Excuse me if I refuse to believe there's a gasoline shortage.
So far, and this includes a special trip Friday afternoon after seeing gas lines on TV news, I've had no trouble driving right up to Shelbyville gas pumps without waiting in line.
TV news is going to pump this for all it's worth to build ratings, just like the mere threat of a snowflake sends news anchors into a you-must-go-to-the-store panic.
As far as actual gas shortages, I've been there, done that.
Example: 1979, when a truckers' strike cut gas supplies.
I remember well waiting in line for a long period of time at what was for a few moments the only station in Shelbyville with gas. Remember the Workingman's Friend, the little gas station on Madison roughly where World Champion Horse Equipment is now? Cheap gas that you didn't really trust, but it worked in a pinch.
But I didn't fill up there that day, even though I almost reached the pumps.
One driver, caught on the other side of two lines headed into the station, apparently couldn't get anyone to let him out. So a deputy sheriff, an older man who apparently didn't like 19-year-olds (and who has been retired for many years), told me to leave the line despite the fact I wasn't blocking the driver in, as I quite loudly pointed out.
"You can go to the back of the line," the deputy said.
It probably never crossed the deputy's mind that all I had to do was sit there for a moment and let the man through.
Like a good, law-abiding citizen, I moved on.
But not without a parting shot.
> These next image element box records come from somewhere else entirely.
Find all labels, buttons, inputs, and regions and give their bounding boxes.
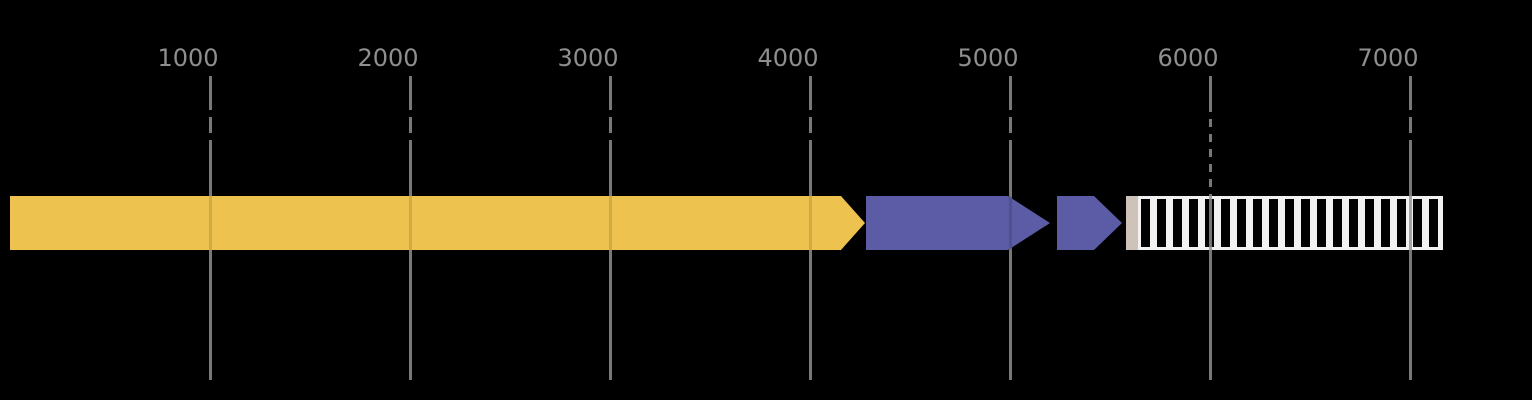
gridline-through-feature: [1008, 196, 1012, 250]
feature-spacer-block: [1126, 196, 1138, 250]
feature-hatched-region: [1138, 196, 1443, 250]
axis-tick-label: 2000: [357, 44, 419, 72]
gridline-through-feature: [1208, 196, 1212, 250]
feature-arrow-2: [866, 196, 1050, 250]
gridline-dash-break: [607, 110, 613, 117]
gridline-dash-break: [607, 133, 613, 140]
gridline-through-feature: [408, 196, 412, 250]
gridline-dash-break: [1407, 133, 1413, 140]
gridline-dash-break: [807, 110, 813, 117]
gridline-dash-break: [207, 133, 213, 140]
gridline-through-feature: [608, 196, 612, 250]
gridline-dash-break: [1207, 104, 1213, 196]
gridline-dash-break: [1007, 110, 1013, 117]
gridline-dash-break: [407, 133, 413, 140]
axis-tick-label: 1000: [157, 44, 219, 72]
gridline-dash-break: [1007, 133, 1013, 140]
axis-tick-label: 3000: [557, 44, 619, 72]
gridline-through-feature: [808, 196, 812, 250]
feature-arrow-3: [1057, 196, 1122, 250]
gridline-dash-break: [1407, 110, 1413, 117]
gridline-through-feature: [208, 196, 212, 250]
gridline-dash-break: [807, 133, 813, 140]
axis-tick-label: 5000: [957, 44, 1019, 72]
gridline-dash-break: [407, 110, 413, 117]
axis-tick-label: 6000: [1157, 44, 1219, 72]
gridline-dash-break: [207, 110, 213, 117]
feature-arrow-1: [10, 196, 865, 250]
axis-tick-label: 4000: [757, 44, 819, 72]
gridline-through-feature: [1408, 196, 1412, 250]
axis-tick-label: 7000: [1357, 44, 1419, 72]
And keep in mind that I strongly support law enforcement. This guy had gone just a little too far, though.
As I drove away without the gas I'd waited more than 30 minutes for, I yelled out at the deputy.
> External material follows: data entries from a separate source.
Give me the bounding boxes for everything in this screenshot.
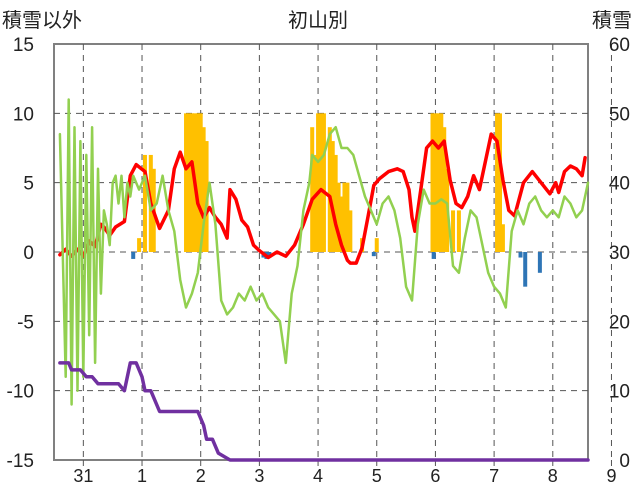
y-left-tick-label: -15 (7, 451, 34, 472)
y-right-tick-label: 60 (609, 35, 630, 56)
bar-mark (439, 113, 444, 252)
series-line (58, 361, 590, 462)
y-right-tick-label: 50 (609, 104, 630, 125)
bar-mark (195, 113, 200, 252)
bar-mark (310, 127, 315, 252)
bar-mark (495, 113, 500, 252)
bar-mark (142, 154, 147, 252)
x-tick-label: 1 (137, 466, 147, 486)
bar-mark (433, 113, 438, 252)
y-right-tick-label: 20 (609, 312, 630, 333)
x-tick-label: 6 (430, 466, 440, 486)
bar-mark (333, 154, 338, 252)
x-tick-label: 7 (489, 466, 499, 486)
bar-mark (313, 154, 318, 252)
bar-mark (374, 238, 379, 252)
bar-mark (537, 252, 542, 273)
y-left-tick-label: 5 (23, 174, 34, 195)
bar-mark (430, 113, 435, 252)
bar-mark (451, 210, 456, 252)
bar-mark (201, 127, 206, 252)
y-right-tick-label: 0 (619, 451, 630, 472)
bar-mark (345, 182, 350, 252)
y-left-tick-label: -10 (7, 382, 34, 403)
bar-mark (321, 113, 326, 252)
bar-mark (316, 113, 321, 252)
y-right-tick-label: 40 (609, 174, 630, 195)
y-left-tick-label: -5 (17, 312, 34, 333)
y-right-tick-label: 30 (609, 243, 630, 264)
bar-mark (186, 113, 191, 252)
x-tick-label: 2 (196, 466, 206, 486)
bar-mark (339, 196, 344, 252)
bar-mark (342, 182, 347, 252)
series-line (58, 98, 590, 406)
x-tick-label: 8 (548, 466, 558, 486)
bar-mark (348, 210, 353, 252)
bar-mark (497, 154, 502, 252)
bar-mark (198, 113, 203, 252)
x-tick-label: 5 (372, 466, 382, 486)
y-axis-right-label: 積雪 (592, 10, 632, 32)
bar-mark (523, 252, 528, 287)
bar-mark (336, 182, 341, 252)
bar-mark (319, 113, 323, 252)
x-tick-label: 3 (254, 466, 264, 486)
bar-mark (131, 252, 136, 259)
x-tick-label: 4 (313, 466, 323, 486)
y-left-tick-label: 15 (13, 35, 34, 56)
y-left-tick-label: 10 (13, 104, 34, 125)
y-left-tick-label: 0 (23, 243, 34, 264)
chart-title: 初山別 (288, 10, 348, 32)
bar-mark (500, 224, 505, 252)
bar-mark (436, 113, 441, 252)
bar-mark (371, 252, 376, 257)
bar-mark (184, 113, 189, 252)
x-tick-label: 9 (606, 466, 616, 486)
y-axis-left-label: 積雪以外 (2, 10, 82, 32)
bar-mark (431, 252, 436, 259)
y-right-tick-label: 10 (609, 382, 630, 403)
bar-mark (189, 113, 194, 252)
series-line (58, 132, 587, 265)
bar-mark (456, 210, 461, 252)
bar-mark (442, 127, 447, 252)
bar-mark (330, 141, 335, 252)
x-tick-label: 31 (73, 466, 93, 486)
bar-mark (327, 127, 332, 252)
bar-mark (518, 252, 523, 258)
bar-mark (137, 238, 142, 252)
Let's just say I unintentionally insulted his momma, although I really didn't have her in mind at all.
Any Southern boy like me should have realized, though, you don't take insults to Momma lightly.
The deputy, who was outside his patrol car, grabbed his gun and started chasing me on foot down the street.
"Stop in the name of the law! Stop in the name of the law!" he yelled.
And I always thought only Barney Fife actually used that phrase.
Since the deputy was waving his gun -- accidentally loosening his pants in the process of pulling his weapon -- I figured I'd better stop in the name of the law.
"Boy! Don't you talk 'bout my momma like that!," the deputy said, pulling his pants up from his knees as the people in the gas line laughed their heads off.
I wasn't laughing, since the deputy still had a hand on his gun.
So I patiently explained that I wasn't literally talking about his momma, that what I yelled was just an expression, and that I was sure she was an all-American girl who'd baked him apple pies and kissed him when it hurt.
Eventually I drove away while he rambled -- okay, actually I spun out a little -- leaving the deputy standing there fuming. Fortunately, I had a police scanner with me, just as I carry now, and heard moments later that gas was being delivered to another station. Yes, I got there quickly.
I later found out the deputy had pulled me out of line simply because I was the youngest driver there. Age has its privileges, I guess.
Today's officers -- and myself as a more mature adult, hopefully -- would likely handle such a situation much better.
So, good luck with any gas lines you encounter. And, if you see a law enforcement officer, put in a good word for their momma.